Soon after taking over “Acting Mayor” duties from departing Mayor Tom Barrett, who resigned on December 22, 2021 to become U.S. Ambassador to Luxembourg, Mayor Johnson reached out to Speaker Robin Vos to mend the fractured relationship between a progressive Milwaukee leadership and the conservative Wisconsin legislature. Speaker Vos was later invited for an in-person meeting at City Hall.

“When the speaker entered the office and came to shake my hand, he greeted me by saying, ‘Wow, this is the first time that I’ve been in the Mayor’s office.’ So we are breaking down those barriers that historically have divided us, and are entering new terrain that has not been crossed before,” said Mayor Johnson.

The Mayor said he believed that city government had a role to play in supporting commerce in Milwaukee, and to ensure that the future was built on a strong economic foundation. That would create opportunity and wealth for the city’s workers and their families.

“The city has a dire fiscal position, and it has been very dire for some time. This is not something that sprang up overnight. This is something that has been in the works for a very long time,” said Mayor Johnson. “We have escalating pension costs, We have rising costs as it relates to police and fire services, and our revenues – to be able to take on those costs have been declining or have been flat.”

Milwaukee has lacked the ability to solve local problems on a local level, because of unbalanced restrictions dictated from Madison legislators. The promise of shared revenue has not been honored by the state for a long time. Nearly twenty years ago, Milwaukee got enough in shared revenue to pay for the entirety of the police department, one of the city’s biggest budgetary expenditures. Now it is far less and not enough, falling short $100 million annually of what Milwaukee should be given.

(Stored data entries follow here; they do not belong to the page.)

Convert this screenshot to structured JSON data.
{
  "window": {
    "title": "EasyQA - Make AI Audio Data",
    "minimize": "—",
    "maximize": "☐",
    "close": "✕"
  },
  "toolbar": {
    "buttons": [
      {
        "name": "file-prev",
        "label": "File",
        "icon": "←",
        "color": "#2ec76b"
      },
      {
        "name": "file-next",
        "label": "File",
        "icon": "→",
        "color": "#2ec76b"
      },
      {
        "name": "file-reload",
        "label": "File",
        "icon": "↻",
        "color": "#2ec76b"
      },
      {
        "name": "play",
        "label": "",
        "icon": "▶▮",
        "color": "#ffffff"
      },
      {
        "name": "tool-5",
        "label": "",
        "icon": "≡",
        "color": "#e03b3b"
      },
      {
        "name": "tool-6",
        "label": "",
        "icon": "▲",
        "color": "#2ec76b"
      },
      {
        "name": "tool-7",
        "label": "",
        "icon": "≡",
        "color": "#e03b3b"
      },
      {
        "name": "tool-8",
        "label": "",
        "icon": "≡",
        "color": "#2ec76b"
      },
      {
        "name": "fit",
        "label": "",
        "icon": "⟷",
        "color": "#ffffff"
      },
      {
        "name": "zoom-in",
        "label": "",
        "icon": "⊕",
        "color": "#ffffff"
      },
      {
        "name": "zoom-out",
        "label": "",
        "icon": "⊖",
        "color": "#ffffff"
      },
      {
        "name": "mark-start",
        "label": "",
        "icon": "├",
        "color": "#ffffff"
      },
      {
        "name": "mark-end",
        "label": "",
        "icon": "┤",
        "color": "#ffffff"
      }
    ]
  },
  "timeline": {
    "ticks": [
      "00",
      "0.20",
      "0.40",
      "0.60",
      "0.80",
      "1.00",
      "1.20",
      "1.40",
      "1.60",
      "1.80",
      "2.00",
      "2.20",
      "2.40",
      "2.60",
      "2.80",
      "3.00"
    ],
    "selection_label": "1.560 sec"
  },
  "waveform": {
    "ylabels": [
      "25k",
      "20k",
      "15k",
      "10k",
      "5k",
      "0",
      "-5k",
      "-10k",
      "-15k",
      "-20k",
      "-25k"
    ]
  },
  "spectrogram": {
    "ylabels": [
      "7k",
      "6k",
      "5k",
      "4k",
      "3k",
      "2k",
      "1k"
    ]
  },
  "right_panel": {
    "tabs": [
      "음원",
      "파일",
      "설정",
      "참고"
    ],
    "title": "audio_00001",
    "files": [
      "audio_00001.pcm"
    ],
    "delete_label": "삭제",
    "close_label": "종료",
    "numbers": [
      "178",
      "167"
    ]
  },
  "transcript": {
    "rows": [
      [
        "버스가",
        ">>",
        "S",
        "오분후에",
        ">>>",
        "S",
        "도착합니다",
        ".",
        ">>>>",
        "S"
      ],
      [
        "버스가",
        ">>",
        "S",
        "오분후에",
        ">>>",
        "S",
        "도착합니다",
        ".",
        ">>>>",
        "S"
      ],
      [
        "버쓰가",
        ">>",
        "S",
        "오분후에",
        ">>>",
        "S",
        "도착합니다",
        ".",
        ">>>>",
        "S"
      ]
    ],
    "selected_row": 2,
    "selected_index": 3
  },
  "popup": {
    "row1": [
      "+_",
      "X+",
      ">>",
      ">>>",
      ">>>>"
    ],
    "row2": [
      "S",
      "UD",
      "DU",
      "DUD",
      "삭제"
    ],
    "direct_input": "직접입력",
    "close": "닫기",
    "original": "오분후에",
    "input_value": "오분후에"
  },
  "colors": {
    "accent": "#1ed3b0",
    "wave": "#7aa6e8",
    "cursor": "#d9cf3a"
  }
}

“Our costs for services have has continued to rise, yet our revenues to be able to pay for it all have steadily declined or been flat. That’s not a recipe for success,” said Mayor Johnson. “And obviously, the state of Wisconsin knows how to get revenues into local governments. They are awash with cash. They have a huge surplus in the billions of dollars. Meanwhile, the City of Milwaukee and other local governments around the state are suffering. We are having to make real life choices about what we are going to cut, what services are we not going to deliver to our residents.”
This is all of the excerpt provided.